What is an acceptable R squared range for cross sectional data linear regressions? May I know an acceptable R squared range for a cross sectional data analysis using linear regression?
I think the requirement for this is lower than time series or panel data but would like to know even a rough idea on this.
For my straightforward question, is r squared of 0.16 or 0.17 acceptable under this condition?
 A: Sure. All too many people get really hung up on this issue. In an applied environment with technically illiterate or even semi-literate people, it's usually the first question any modeler gets, "What's the r-square?"
Back in the 80s, Don Morrison, a prominent marketing scientist, published an article discussing how r-squares (or pseudo-rsquares) approaching zero can still provide predictive lift. In addition, Herbert Gans, a Columbia sociologist, wrote a separate paper that classified r-squares by the type of data used as inputs.
Here is a summary of those insights and observations. Note that all results are almost entirely dependent on the type of information under analysis:


*

*In direct marketing and/or CRM industries, r-squares in the low single digits can still provide predictive lift.
o One example of this is a logistic regression predicting the likelihood of an email campaign driving magazine subscriptions. By ranking and partitioning the potential recipients into deciles (or ventiles) and selecting the top loading buckets, the recipients most likely to subscribe can be targeted, minimizing campaign costs.

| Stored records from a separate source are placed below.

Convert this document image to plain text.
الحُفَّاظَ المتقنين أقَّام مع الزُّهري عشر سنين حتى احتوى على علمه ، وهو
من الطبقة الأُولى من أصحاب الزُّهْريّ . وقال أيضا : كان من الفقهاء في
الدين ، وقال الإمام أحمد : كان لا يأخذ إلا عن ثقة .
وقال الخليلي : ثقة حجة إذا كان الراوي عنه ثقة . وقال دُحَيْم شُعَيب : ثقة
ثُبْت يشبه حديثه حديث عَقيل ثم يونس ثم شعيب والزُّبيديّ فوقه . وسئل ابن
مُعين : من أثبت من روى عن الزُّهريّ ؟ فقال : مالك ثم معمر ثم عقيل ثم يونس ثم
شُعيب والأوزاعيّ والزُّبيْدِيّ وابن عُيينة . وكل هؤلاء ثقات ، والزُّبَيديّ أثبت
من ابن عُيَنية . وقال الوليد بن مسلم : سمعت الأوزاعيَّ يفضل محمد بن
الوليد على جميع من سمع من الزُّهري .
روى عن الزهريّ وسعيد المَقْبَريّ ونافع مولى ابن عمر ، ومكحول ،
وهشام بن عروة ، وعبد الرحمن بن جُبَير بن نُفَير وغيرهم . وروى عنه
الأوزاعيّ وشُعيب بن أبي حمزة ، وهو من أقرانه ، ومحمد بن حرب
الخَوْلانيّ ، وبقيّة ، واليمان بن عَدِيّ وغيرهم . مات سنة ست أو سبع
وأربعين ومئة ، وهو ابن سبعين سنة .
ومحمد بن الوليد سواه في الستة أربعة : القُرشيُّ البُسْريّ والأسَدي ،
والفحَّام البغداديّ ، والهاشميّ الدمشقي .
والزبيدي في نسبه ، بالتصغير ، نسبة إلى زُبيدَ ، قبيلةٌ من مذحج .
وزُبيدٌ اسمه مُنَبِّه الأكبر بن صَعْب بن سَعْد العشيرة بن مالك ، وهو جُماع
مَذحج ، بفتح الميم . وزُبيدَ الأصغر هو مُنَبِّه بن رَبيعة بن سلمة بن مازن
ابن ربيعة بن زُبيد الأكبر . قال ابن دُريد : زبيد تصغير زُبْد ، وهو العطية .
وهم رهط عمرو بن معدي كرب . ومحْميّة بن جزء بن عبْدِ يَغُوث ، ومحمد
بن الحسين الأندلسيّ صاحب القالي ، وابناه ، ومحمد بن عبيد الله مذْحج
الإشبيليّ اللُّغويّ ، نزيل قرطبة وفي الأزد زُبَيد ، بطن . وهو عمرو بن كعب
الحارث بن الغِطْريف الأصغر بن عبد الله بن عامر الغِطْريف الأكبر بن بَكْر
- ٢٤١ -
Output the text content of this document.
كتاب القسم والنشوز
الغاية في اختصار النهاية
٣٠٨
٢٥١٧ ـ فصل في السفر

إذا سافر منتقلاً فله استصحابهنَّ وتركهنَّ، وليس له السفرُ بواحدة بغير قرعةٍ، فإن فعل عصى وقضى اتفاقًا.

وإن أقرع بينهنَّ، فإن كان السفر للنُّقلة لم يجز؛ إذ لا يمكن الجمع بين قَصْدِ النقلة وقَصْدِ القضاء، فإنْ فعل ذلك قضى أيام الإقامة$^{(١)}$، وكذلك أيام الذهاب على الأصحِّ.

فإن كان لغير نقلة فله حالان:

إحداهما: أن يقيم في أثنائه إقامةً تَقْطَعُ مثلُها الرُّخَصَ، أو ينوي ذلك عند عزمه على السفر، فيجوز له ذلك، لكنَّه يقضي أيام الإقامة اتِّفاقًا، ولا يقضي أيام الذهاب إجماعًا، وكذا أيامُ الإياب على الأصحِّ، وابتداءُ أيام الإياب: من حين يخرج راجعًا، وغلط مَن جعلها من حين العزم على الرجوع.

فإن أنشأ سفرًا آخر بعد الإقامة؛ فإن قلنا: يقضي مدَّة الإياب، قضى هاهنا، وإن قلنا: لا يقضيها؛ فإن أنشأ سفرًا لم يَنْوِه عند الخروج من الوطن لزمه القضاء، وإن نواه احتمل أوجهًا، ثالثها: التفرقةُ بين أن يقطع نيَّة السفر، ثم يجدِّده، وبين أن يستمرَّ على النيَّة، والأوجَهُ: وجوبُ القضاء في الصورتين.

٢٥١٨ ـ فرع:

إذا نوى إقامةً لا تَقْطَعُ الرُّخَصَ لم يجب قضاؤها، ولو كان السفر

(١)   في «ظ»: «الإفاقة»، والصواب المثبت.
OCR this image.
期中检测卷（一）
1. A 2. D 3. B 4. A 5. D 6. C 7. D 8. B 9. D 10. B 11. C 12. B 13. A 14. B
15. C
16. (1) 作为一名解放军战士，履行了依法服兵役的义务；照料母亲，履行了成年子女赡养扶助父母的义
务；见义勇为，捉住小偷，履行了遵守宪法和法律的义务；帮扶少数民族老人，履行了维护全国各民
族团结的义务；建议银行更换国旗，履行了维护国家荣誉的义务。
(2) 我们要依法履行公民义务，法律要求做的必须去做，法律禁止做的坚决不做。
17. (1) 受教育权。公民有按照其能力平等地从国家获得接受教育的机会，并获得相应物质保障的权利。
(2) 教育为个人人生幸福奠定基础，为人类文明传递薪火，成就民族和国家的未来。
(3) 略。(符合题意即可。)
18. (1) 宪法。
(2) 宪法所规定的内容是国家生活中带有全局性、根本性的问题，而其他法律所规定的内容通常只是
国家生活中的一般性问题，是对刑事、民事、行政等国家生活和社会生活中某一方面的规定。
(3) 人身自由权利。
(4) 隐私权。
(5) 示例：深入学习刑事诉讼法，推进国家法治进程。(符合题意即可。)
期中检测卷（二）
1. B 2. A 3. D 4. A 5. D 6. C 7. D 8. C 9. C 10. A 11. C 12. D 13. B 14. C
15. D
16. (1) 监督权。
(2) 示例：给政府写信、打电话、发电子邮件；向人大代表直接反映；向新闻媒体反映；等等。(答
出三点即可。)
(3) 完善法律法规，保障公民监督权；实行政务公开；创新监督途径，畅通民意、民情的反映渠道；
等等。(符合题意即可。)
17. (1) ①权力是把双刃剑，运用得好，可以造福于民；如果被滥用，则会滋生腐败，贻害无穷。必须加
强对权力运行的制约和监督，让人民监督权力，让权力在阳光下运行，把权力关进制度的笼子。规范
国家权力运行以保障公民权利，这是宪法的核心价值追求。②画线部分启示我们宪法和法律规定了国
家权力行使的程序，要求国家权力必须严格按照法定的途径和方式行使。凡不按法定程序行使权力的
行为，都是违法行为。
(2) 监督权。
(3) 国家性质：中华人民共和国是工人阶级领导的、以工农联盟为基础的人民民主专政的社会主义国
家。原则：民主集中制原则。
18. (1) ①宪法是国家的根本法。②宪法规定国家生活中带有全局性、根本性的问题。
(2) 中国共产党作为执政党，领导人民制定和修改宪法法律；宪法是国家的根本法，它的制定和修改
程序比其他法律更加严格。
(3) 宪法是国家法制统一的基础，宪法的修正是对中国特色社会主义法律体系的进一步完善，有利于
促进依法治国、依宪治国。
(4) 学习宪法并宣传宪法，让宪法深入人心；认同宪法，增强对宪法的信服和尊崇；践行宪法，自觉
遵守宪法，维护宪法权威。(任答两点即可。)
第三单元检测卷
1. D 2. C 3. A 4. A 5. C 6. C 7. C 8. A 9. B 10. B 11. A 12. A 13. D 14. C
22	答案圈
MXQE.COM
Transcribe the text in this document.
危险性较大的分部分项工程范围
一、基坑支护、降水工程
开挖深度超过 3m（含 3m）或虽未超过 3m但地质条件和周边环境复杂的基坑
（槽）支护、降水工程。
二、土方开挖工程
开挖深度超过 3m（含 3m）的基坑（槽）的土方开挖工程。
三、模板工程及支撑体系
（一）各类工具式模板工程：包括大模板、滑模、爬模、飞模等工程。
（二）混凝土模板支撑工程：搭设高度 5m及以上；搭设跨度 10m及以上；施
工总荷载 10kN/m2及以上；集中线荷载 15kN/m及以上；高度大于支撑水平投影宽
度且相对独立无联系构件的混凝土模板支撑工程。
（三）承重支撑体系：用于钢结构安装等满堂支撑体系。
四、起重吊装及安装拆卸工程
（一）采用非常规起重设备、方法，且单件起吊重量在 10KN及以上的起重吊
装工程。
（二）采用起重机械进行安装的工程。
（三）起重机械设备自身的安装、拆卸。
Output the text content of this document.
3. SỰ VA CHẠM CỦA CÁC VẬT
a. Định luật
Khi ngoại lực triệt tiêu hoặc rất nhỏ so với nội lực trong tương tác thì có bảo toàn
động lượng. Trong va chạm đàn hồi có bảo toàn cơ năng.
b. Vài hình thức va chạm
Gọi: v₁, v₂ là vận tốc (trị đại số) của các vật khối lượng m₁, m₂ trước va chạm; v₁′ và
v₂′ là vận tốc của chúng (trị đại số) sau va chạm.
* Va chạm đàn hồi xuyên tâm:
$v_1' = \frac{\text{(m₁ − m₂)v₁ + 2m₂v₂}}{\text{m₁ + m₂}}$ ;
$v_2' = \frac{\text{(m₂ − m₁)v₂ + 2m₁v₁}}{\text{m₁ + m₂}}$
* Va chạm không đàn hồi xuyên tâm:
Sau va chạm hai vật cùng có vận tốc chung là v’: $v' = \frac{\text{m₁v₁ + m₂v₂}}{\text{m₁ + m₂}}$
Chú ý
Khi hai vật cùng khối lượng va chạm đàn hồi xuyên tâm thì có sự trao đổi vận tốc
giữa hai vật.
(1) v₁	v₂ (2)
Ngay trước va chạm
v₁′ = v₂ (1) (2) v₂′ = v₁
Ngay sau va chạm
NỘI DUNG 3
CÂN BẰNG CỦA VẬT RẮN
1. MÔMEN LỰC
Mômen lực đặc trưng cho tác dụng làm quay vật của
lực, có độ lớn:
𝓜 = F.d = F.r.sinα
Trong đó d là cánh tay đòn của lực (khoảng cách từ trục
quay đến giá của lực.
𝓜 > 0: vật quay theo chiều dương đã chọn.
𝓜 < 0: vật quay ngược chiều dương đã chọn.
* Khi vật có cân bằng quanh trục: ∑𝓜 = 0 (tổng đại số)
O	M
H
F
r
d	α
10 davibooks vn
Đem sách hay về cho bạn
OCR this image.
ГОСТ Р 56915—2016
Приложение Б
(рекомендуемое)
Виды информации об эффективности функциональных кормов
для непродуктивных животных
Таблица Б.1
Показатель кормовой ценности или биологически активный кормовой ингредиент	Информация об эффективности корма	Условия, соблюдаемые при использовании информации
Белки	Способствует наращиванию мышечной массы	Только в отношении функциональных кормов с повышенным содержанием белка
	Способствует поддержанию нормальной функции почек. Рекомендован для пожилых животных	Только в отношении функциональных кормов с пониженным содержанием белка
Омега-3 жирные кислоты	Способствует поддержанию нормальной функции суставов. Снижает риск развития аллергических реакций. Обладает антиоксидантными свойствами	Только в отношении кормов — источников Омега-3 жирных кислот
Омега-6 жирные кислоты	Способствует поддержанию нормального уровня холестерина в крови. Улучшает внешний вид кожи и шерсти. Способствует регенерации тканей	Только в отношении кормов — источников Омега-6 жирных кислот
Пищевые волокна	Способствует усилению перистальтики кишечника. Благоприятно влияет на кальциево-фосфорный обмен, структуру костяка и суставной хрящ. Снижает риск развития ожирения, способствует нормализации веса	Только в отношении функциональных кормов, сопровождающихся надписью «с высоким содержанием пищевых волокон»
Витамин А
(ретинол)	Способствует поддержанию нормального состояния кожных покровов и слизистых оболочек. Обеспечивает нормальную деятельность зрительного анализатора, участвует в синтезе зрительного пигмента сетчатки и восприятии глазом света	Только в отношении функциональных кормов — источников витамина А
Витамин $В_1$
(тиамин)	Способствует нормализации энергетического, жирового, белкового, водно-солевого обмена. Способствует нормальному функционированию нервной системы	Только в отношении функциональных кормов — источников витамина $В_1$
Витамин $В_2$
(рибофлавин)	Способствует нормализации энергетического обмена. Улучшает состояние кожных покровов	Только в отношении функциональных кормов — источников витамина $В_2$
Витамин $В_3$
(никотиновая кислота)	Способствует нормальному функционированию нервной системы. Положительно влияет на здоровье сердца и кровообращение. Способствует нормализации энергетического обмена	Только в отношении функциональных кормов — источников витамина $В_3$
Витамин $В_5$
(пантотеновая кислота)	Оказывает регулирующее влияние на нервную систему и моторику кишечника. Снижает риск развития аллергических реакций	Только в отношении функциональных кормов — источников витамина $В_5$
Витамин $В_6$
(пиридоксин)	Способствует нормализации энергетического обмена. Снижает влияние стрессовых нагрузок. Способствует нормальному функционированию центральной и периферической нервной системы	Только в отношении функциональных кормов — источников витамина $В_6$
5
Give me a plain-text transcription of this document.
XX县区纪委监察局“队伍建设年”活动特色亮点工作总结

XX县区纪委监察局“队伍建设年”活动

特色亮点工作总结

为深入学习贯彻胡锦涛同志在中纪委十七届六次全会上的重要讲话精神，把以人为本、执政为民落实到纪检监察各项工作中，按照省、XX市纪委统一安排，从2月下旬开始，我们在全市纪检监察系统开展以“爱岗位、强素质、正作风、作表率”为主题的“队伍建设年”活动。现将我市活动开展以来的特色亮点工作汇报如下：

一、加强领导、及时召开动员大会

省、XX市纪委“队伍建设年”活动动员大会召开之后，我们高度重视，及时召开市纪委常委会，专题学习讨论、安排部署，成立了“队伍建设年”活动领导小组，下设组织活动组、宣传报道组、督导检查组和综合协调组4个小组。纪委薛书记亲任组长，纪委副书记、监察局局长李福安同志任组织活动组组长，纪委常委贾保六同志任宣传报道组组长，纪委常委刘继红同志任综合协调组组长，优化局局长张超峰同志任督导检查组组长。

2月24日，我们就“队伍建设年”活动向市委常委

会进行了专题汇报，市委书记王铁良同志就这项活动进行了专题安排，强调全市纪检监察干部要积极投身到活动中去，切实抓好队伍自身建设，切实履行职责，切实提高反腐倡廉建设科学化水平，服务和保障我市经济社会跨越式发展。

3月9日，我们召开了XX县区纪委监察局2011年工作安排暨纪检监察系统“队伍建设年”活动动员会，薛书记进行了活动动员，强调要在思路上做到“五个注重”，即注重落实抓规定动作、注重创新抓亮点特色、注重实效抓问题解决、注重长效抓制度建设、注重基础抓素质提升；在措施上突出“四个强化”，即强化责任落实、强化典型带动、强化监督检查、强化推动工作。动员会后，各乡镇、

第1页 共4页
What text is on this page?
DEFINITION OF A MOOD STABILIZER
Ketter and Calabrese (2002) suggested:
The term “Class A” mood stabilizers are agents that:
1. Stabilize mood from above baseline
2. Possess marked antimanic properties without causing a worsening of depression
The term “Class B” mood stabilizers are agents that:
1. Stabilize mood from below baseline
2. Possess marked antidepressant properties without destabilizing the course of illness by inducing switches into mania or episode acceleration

*In cross-sectional modeling based on survey data, Gans felt that r-squares around 10%-20% were the norm. If the results are much higher than that, then there is a strong possibility that a regression assumption is being violated.

*In business settings using, e.g., panel data models based on financial information, r-squares of 40%-60% are the norm.

*In marketing science if you have product sales time series with a full set of "causal" factors -- e.g., price, promotion, distribution, marketing spend by store and/or markets -- then r-squares approaching 100% are not unusual since most of the variance is being explained.